Pressure Distribution and Mach Number Contours
Figures 4 and 5 (referenced in the original) display the pressure coefficient contours on the fuselage and wing surfaces at α = 0° and 12°. At α = 0°, the upper surface suction peak is smooth and uniform spanwise. At α = 12°, a distinct wavy pattern appears near the wing root, corresponding to the onset of separation. The lower surface pressure remains relatively uniform, confirming that lift is generated primarily by suction on the upper surface.
To quantify the pressure variation, we extracted the pressure coefficient \( C_p \) at five spanwise stations (from root to tip) for several angles of attack. The results are summarized in Table 3 for α = 0° and α = 10° at the chordwise location x/c = 0.5.

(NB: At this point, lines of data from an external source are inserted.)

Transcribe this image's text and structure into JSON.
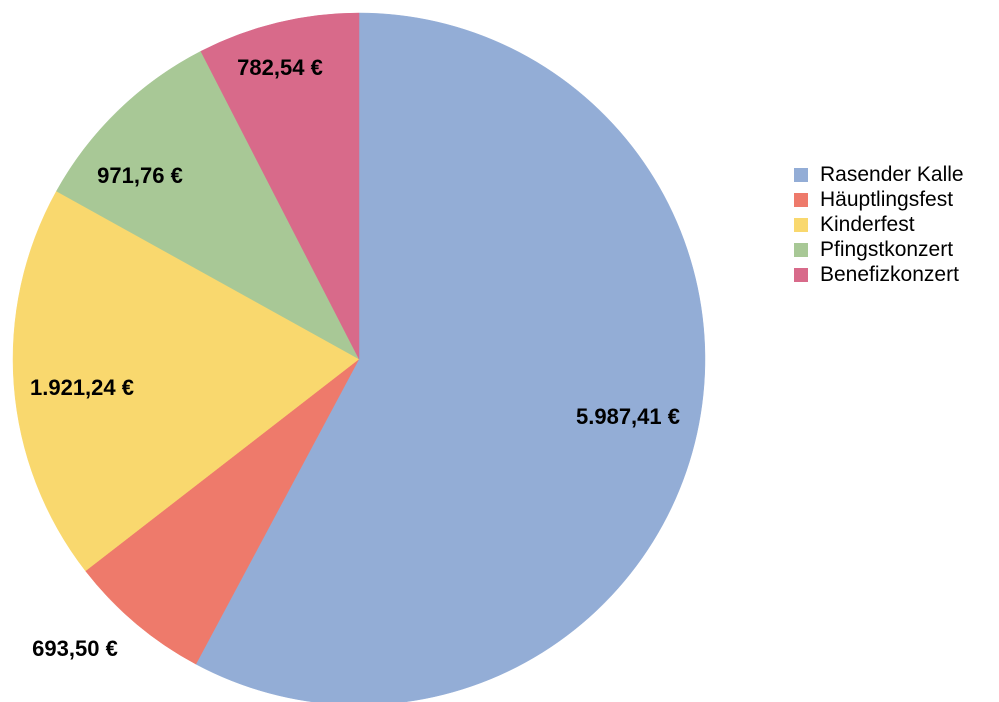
{
  "chart_data": {
    "type": "pie",
    "title": "",
    "legend_position": "right",
    "slices": [
      {
        "name": "Rasender Kalle",
        "value": 5987.41,
        "label": "5.987,41 €",
        "color": "#93add6"
      },
      {
        "name": "Häuptlingsfest",
        "value": 693.5,
        "label": "693,50 €",
        "color": "#ee7a6b"
      },
      {
        "name": "Kinderfest",
        "value": 1921.24,
        "label": "1.921,24 €",
        "color": "#f9d86e"
      },
      {
        "name": "Pfingstkonzert",
        "value": 971.76,
        "label": "971,76 €",
        "color": "#a8c896"
      },
      {
        "name": "Benefizkonzert",
        "value": 782.54,
        "label": "782,54 €",
        "color": "#d86a8a"
      }
    ]
  }
}
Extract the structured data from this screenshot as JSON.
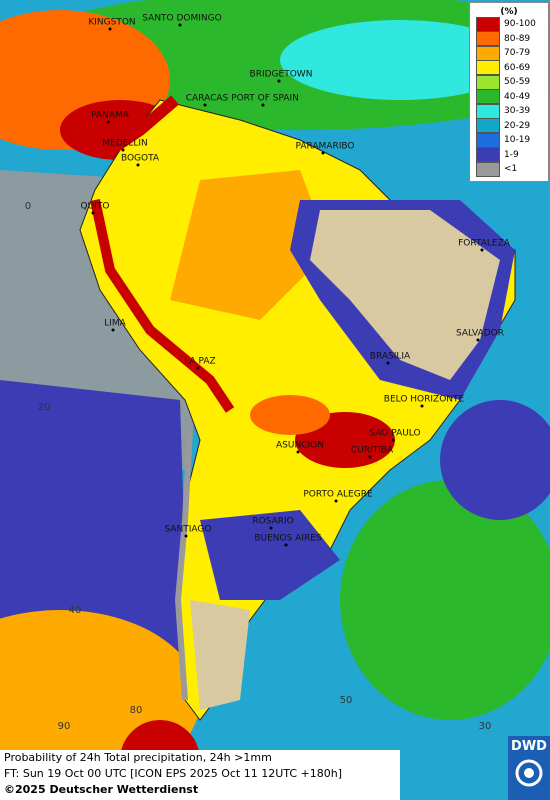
{
  "legend": {
    "title": "(%)",
    "items": [
      {
        "label": "90-100",
        "color": "#c80000"
      },
      {
        "label": "80-89",
        "color": "#ff6a00"
      },
      {
        "label": "70-79",
        "color": "#ffaa00"
      },
      {
        "label": "60-69",
        "color": "#ffee00"
      },
      {
        "label": "50-59",
        "color": "#9ae62c"
      },
      {
        "label": "40-49",
        "color": "#2cb82c"
      },
      {
        "label": "30-39",
        "color": "#30e8e0"
      },
      {
        "label": "20-29",
        "color": "#14a8c8"
      },
      {
        "label": "10-19",
        "color": "#1e6ee0"
      },
      {
        "label": "1-9",
        "color": "#3c3cb4"
      },
      {
        "label": "<1",
        "color": "#9a9a9a"
      }
    ]
  },
  "cities": [
    "KINGSTON",
    "SANTO DOMINGO",
    "BRIDGETOWN",
    "CARACAS",
    "PORT OF SPAIN",
    "PANAMA",
    "MEDELLIN",
    "BOGOTA",
    "PARAMARIBO",
    "QUITO",
    "FORTALEZA",
    "LIMA",
    "SALVADOR",
    "LA PAZ",
    "BRASILIA",
    "BELO HORIZONTE",
    "SAO PAULO",
    "ASUNCION",
    "CURITIBA",
    "PORTO ALEGRE",
    "ROSARIO",
    "SANTIAGO",
    "BUENOS AIRES"
  ],
  "grid_labels": [
    "0",
    "20",
    "40",
    "90",
    "80",
    "50",
    "30"
  ],
  "footer": {
    "line1": "Probability of 24h Total precipitation, 24h >1mm",
    "line2": "FT: Sun 19 Oct 00 UTC [ICON EPS 2025 Oct 11 12UTC +180h]",
    "copyright": "©2025 Deutscher Wetterdienst"
  },
  "logo": "DWD"
}
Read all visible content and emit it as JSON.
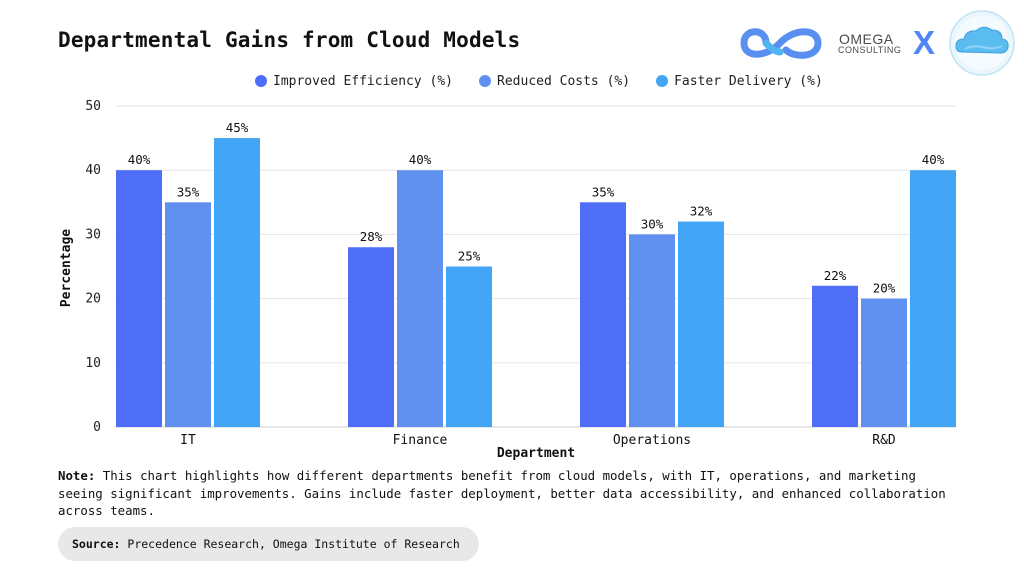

| Spanwise station | Cp at α=0° | Cp at α=10° |
|---|---|---|
| Root (y=0) | -0.45 | -1.12 |
| 25% span | -0.52 | -1.25 |
| 50% span | -0.60 | -1.38 |
| 75% span | -0.55 | -1.20 |
| Tip (95% span) | -0.48 | -0.90 |
The data show that at α = 10°, the most negative pressure occurs at mid-span rather than at the root, indicating stronger suction and earlier separation there. The tip station retains higher pressure (less negative) because the tip vortex reduces the local effective angle of attack. This observation is consistent with the delayed stall at the wingtip for these fixed-wing drones.
Wake Vortex Structures
The wake vortices visualized at α = 0° (Figure 6 in the original) reveal prominent wingtip vortices, as well as smaller vortices shed from the horizontal tail tips and the fuselage aft section. The wingtip vortex is the strongest, and it has a dual effect: it delays separation near the tip but increases the induced drag. For long-endurance fixed-wing drones, a trade-off exists between keeping the vortex-induced drag low and maintaining attached flow at the tips. Adding winglets or modifying the tip shape could reduce the vortex strength and improve the overall lift-to-drag ratio.
Conclusions
In this work, we performed a comprehensive numerical evaluation of the aerodynamic layout of a hydrogen-powered hybrid fixed-wing drone. The key findings are:
- Both the Spalart–Allmaras and SST k-ω turbulence models produce similar results at low angles of attack, but the SST k-ω model is more accurate for high-angle-of-attack separated flows, which is critical for stall prediction of fixed-wing drones.
- The UAV achieves a maximum lift-to-drag ratio of 14.5 at α = 4° and stalls at α = 8° with a maximum lift coefficient of 1.47. This performance meets the design requirements for endurance and efficiency.
- Flow separation starts at the wing–body junction and worsens with increasing angle of attack, leading to a spanwise wavy separation pattern. The wingtip vortex delays separation at the tips, but at the cost of additional induced drag.
- The pressure distribution on the upper surface becomes increasingly non-uniform as the angle of attack rises, confirming the onset of boundary layer transition and separation.
- Wake vortex analysis identifies strong tip vortices from the wing and tail, suggesting that tip modifications (e.g., winglets) could reduce drag and improve aerodynamic performance for future versions of this hydrogen-powered fixed-wing drone.
The results provide a solid data foundation for the aerodynamic layout selection and potential modifications of hydrogen-powered fixed-wing drones. Future work will include optimization of the wingtip shape, wing–body junction fairings, and experimental validation via wind tunnel tests.